Tu avances dans la salle. Encore en pyjama. Ton père t'a préparé ton déjeuner préféré. Un jus d'abricot, un thé aux épices. Des pâtes assaisonnés de piment et de fromage de chèvre. Des pancakes à la vanille. Tu fermes les yeux, profitant de l'odeur qui se dégage des plats. Installée sur le fauteuil, ton père ne met pas longtemps à te rejoindre. «
Merci.. » soupires-tu, un faible sourire aux lèvres. Encore un mal de tête. Il te caresse le crâne, les sourcils froncés. «
Tu as encore mal dormi Bebe ? » Il te surnomme ainsi. Tu aimes le son des syllabes. Sa voix qui se pose sur ce mot tendre.
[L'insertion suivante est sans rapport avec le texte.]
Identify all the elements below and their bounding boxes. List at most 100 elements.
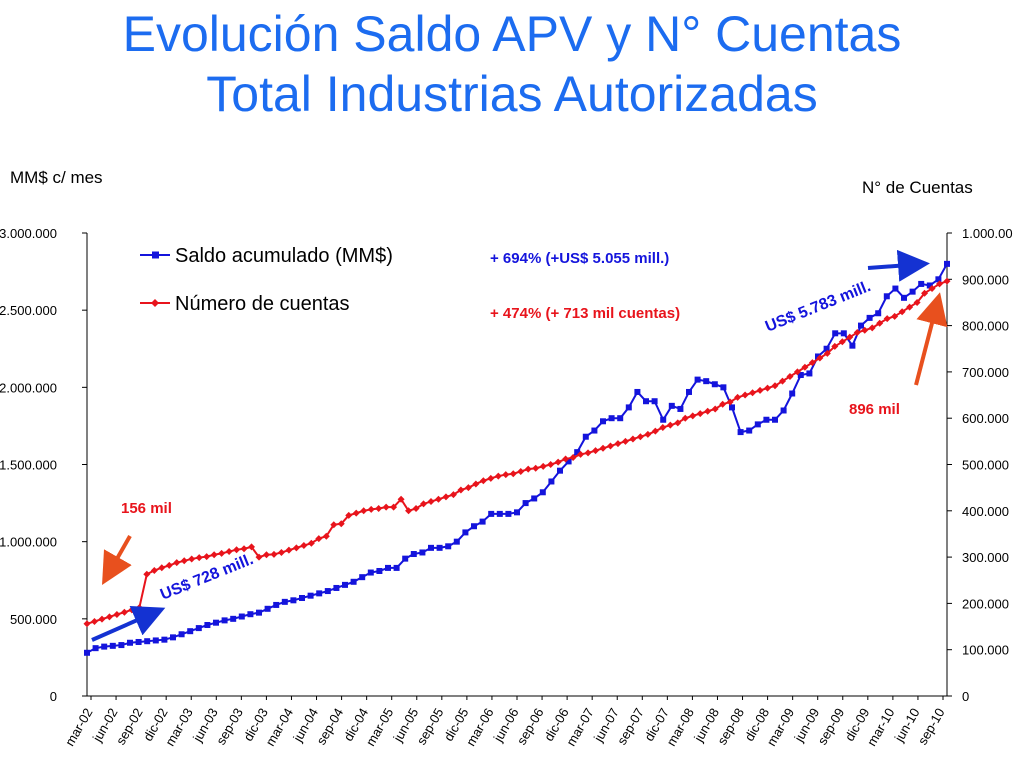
cuentas-point — [554, 458, 562, 466]
cuentas-point — [509, 470, 517, 478]
saldo-point — [737, 429, 744, 436]
arrow-start-saldo — [91, 606, 166, 642]
cuentas-point — [90, 617, 98, 625]
cuentas-point — [210, 551, 218, 559]
saldo-point — [935, 276, 942, 283]
cuentas-point — [412, 504, 420, 512]
cuentas-point — [397, 495, 405, 503]
arrow-end-saldo — [867, 249, 930, 282]
saldo-point — [230, 615, 237, 622]
cuentas-point — [143, 570, 151, 578]
saldo-point — [488, 510, 495, 517]
cuentas-point — [188, 555, 196, 563]
cuentas-point — [599, 444, 607, 452]
saldo-point — [393, 564, 400, 571]
cuentas-point — [636, 433, 644, 441]
saldo-point — [247, 611, 254, 618]
saldo-point — [668, 402, 675, 409]
cuentas-point — [203, 553, 211, 561]
cuentas-point — [831, 342, 839, 350]
saldo-point — [281, 598, 288, 605]
cuentas-point — [375, 504, 383, 512]
cuentas-point — [816, 354, 824, 362]
saldo-point — [118, 642, 125, 649]
saldo-point — [539, 489, 546, 496]
cuentas-point — [180, 557, 188, 565]
saldo-point — [858, 322, 864, 329]
legend-label: Saldo acumulado (MM$) — [175, 245, 393, 267]
saldo-point — [238, 613, 245, 620]
cuentas-point — [689, 412, 697, 420]
cuentas-point — [464, 484, 472, 492]
saldo-point — [548, 478, 555, 485]
saldo-point — [273, 601, 280, 608]
saldo-point — [582, 433, 589, 440]
saldo-point — [926, 282, 933, 289]
saldo-point — [402, 555, 409, 562]
saldo-point — [221, 617, 228, 624]
cuentas-point — [427, 498, 435, 506]
cuentas-point — [135, 604, 143, 612]
cuentas-point — [711, 405, 719, 413]
cuentas-point — [584, 449, 592, 457]
cuentas-point — [405, 507, 413, 515]
cuentas-point — [367, 505, 375, 513]
cuentas-point — [592, 447, 600, 455]
saldo-point — [849, 342, 856, 349]
cuentas-point — [704, 407, 712, 415]
cuentas-point — [277, 548, 285, 556]
cuentas-point — [352, 509, 360, 517]
cuentas-point — [285, 546, 293, 554]
saldo-point — [617, 415, 624, 422]
cuentas-point — [225, 548, 233, 556]
cuentas-point — [315, 535, 323, 543]
saldo-point — [127, 639, 133, 646]
cuentas-point — [756, 386, 764, 394]
cuentas-point — [936, 280, 944, 288]
cuentas-point — [823, 349, 831, 357]
cuentas-point — [681, 414, 689, 422]
cuentas-point — [764, 384, 772, 392]
cuentas-point — [300, 542, 308, 550]
cuentas-point — [659, 423, 667, 431]
cuentas-point — [726, 398, 734, 406]
saldo-point — [565, 458, 572, 465]
saldo-point — [299, 594, 305, 601]
left-axis-tick-label: 2.000.000 — [0, 380, 57, 395]
cuentas-point — [883, 315, 891, 323]
cuentas-point — [98, 615, 106, 623]
saldo-point — [754, 421, 761, 428]
saldo-point — [600, 418, 606, 425]
saldo-point — [135, 638, 142, 645]
saldo-point — [686, 388, 692, 395]
saldo-point — [772, 416, 778, 423]
cuentas-point — [248, 543, 256, 551]
cuentas-point — [390, 503, 398, 511]
cuentas-point — [771, 382, 779, 390]
saldo-point — [763, 416, 770, 423]
saldo-point — [204, 622, 211, 629]
series-line-saldo — [86, 263, 948, 654]
saldo-point — [514, 509, 520, 516]
saldo-point — [608, 415, 615, 422]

Tu hoches de la tête, incapable de répondre à ses questions. «
Je peux te faire un bain d'huile de menthe ce soir tu sais. Je suis sûre que.. » -- «
Non papa. Ça va aller. » Il haussa des épaules, insatisfait de ta réponse. Mais il savait qu'il ne pouvait pas plus soutirer de toi. Il savait que si tu avais besoin de parler tu viendrais par toi-même. Toi qui ne fait qu'écouter sans jamais te confier.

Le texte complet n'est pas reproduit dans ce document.